APICULTURE
PRATIQUE MIXTE
FORMATION
Auteur(s) : CHRISTOPHE ROY
Le système immunitaire de l’abeille est original. Il repose sur deux grands piliers : l’immunité individuelle et l’immunité sociale. L’étude du génome1 de l’abeille a cependant montré qu’elle disposait de moins de gènes impliqués dans les défenses immunitaires que d’autres insectes.
L’immunité individuelle des abeilles est peu comparable à celle des mammifères, leur espérance de vie, de quelques semaines à quelques mois, ne permettant pas de se forger une véritable mémoire immunitaire. Cette immunité évolue avec l’âge : les jeunes abeilles d’intérieur, dont les rencontres avec les dangers biologiques sont moins nombreux et variés que les ouvrières butineuses, disposent d’une immunité moins robuste. D’autre part, selon que les abeilles deviendront des abeilles d’hiver ou non, leur immunité reposera plus ou moins sur des mécanismes humoraux et/ou cellulaires, avec notamment pour conséquence une plus grande sensibilité des abeilles d’hiver aux infections virales. Les défenses humorales résident dans une douzaine de peptides antimicrobiens non spécifiques présents dans son hémolymphe, tels que les défensines, les lysozymes, l’apidaecine et l’hymenoptaecine, ainsi que dans l’activité d’une catalase, la phénoloxydase. Cette enzyme joue un grand rôle en oxydant les dérivés de la tyrosine pour former des substances toxiques (les quinones), elle-mêmes polymérisées en mélanine, participant ainsi au phénomène d’encapsulation des pathogènes. S’y ajoute une immunité antivirale de type ARN interférence comme chez d’autres espèces. De nombreux travaux sur le microbiote de l’intestin de l’abeille montrent aussi le rôle protecteur joué par la barrière naturelle formée par les bactéries, principalement des lactobacilles.
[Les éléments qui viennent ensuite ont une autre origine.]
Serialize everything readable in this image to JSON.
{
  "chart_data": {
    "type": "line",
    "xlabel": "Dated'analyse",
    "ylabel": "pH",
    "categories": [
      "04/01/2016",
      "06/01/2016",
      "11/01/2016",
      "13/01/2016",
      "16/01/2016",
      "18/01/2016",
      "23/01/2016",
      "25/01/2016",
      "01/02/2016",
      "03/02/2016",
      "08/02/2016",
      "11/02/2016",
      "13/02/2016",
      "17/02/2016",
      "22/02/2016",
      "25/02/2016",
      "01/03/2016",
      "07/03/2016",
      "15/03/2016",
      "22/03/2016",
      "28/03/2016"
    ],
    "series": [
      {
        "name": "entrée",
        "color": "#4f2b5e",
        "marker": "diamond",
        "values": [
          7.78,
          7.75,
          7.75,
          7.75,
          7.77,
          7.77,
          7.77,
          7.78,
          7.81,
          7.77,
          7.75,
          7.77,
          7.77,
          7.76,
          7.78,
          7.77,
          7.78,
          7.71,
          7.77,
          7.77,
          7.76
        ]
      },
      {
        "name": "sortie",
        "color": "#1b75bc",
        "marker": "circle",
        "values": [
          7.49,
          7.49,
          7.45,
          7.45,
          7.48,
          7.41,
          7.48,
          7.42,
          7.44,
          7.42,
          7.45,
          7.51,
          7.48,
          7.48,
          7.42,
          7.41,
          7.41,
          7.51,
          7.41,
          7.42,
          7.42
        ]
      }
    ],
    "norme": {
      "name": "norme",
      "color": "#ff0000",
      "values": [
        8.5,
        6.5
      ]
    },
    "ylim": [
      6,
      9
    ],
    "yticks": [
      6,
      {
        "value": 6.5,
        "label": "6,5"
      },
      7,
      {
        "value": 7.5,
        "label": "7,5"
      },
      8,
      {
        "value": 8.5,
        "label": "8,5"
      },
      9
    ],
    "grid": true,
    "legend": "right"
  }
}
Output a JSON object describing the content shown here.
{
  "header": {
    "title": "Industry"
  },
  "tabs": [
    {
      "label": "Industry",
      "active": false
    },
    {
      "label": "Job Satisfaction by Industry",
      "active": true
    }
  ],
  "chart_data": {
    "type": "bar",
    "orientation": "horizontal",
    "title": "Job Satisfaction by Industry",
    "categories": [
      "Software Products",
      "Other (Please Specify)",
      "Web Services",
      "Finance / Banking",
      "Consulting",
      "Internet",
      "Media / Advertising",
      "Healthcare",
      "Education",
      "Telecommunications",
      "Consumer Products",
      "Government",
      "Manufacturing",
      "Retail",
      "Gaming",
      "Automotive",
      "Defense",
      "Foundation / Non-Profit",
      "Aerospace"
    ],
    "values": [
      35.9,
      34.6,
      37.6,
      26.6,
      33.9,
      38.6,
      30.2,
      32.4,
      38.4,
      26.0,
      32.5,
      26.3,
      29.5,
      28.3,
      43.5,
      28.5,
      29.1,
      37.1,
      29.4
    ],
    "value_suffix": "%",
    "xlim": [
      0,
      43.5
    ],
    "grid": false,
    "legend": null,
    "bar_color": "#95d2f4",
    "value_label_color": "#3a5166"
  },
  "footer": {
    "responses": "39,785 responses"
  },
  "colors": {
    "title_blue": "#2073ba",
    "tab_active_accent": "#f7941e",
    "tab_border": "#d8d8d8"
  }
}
L’immunité sociale est complémentaire et essentielle pour l’abeille. Elle pallie aux insuffisances de chaque abeille à se défendre contre certains dangers biologiques. On entend par immunité sociale un ensemble de modalités assurées par plusieurs individus qui œuvrent pour une même action de défense collective. Ainsi les abeilles sont capables d’épouillages mutuels, de se répartir les tâches de nettoyage lorsque des abeilles, des nymphes ou des larves meurent, de lutter contre l’intrusion d’indésirables par l’action des ouvrières gardiennes, d’appliquer des résines antimicrobiennes comme l’est la propolis… D’autres comportements sociaux étonnants vont aussi dans le sens de “l’union fait la force”, par exemple la formation d’une boule d’abeilles pour tuer un frelon ou bien une attitude volontairement suicidaire lorsque l’une d’entre elles est infectée par certains agents pathogènes. Ces comportements sociaux reposent sans doute sur de subtils encodages du génome que les scientifiques n’ont que très partiellement élucidés.
Certains dangers biologiques, comme le parasite Varroa, constituent de nouvelles menaces pour l’abeille européenne qui ne dispose donc d’aucune immunité individuelle ou sociale suffisamment efficace, acquise à l’issue d’une lente coévolution mutuelle. Disposer de souches résistantes ou tolérantes à ce parasite semble un objectif encore hors d’atteinte à ce jour malgré des progrès significatifs. De même de nouvelles voies thérapeutiques, comme les ARN interférences, sont censées aider l’abeille à mieux se défendre : une spécialité avec pour indication l’israelite acute paralysis virus (IAPV) est commercialisé aux États-Unis et a même obtenu, en 2013, une LMR pour le miel en Europe. Un “vaccin” contre la loque américaine a également fait la une des journaux il y a quelques mois. Toutefois l’intérêt de ces médicaments reste à démontrer : le portage asymptomatique est la norme, les colonies vivant en état d’équilibre avec cette multitude d’agents pathogènes. Les bonnes pratiques apicoles permettent justement d’aider les abeilles en favorisant leurs défenses sociales et individuelles (nourrissement, déparasitage, qualité de l’emplacement, biosécurité, etc.).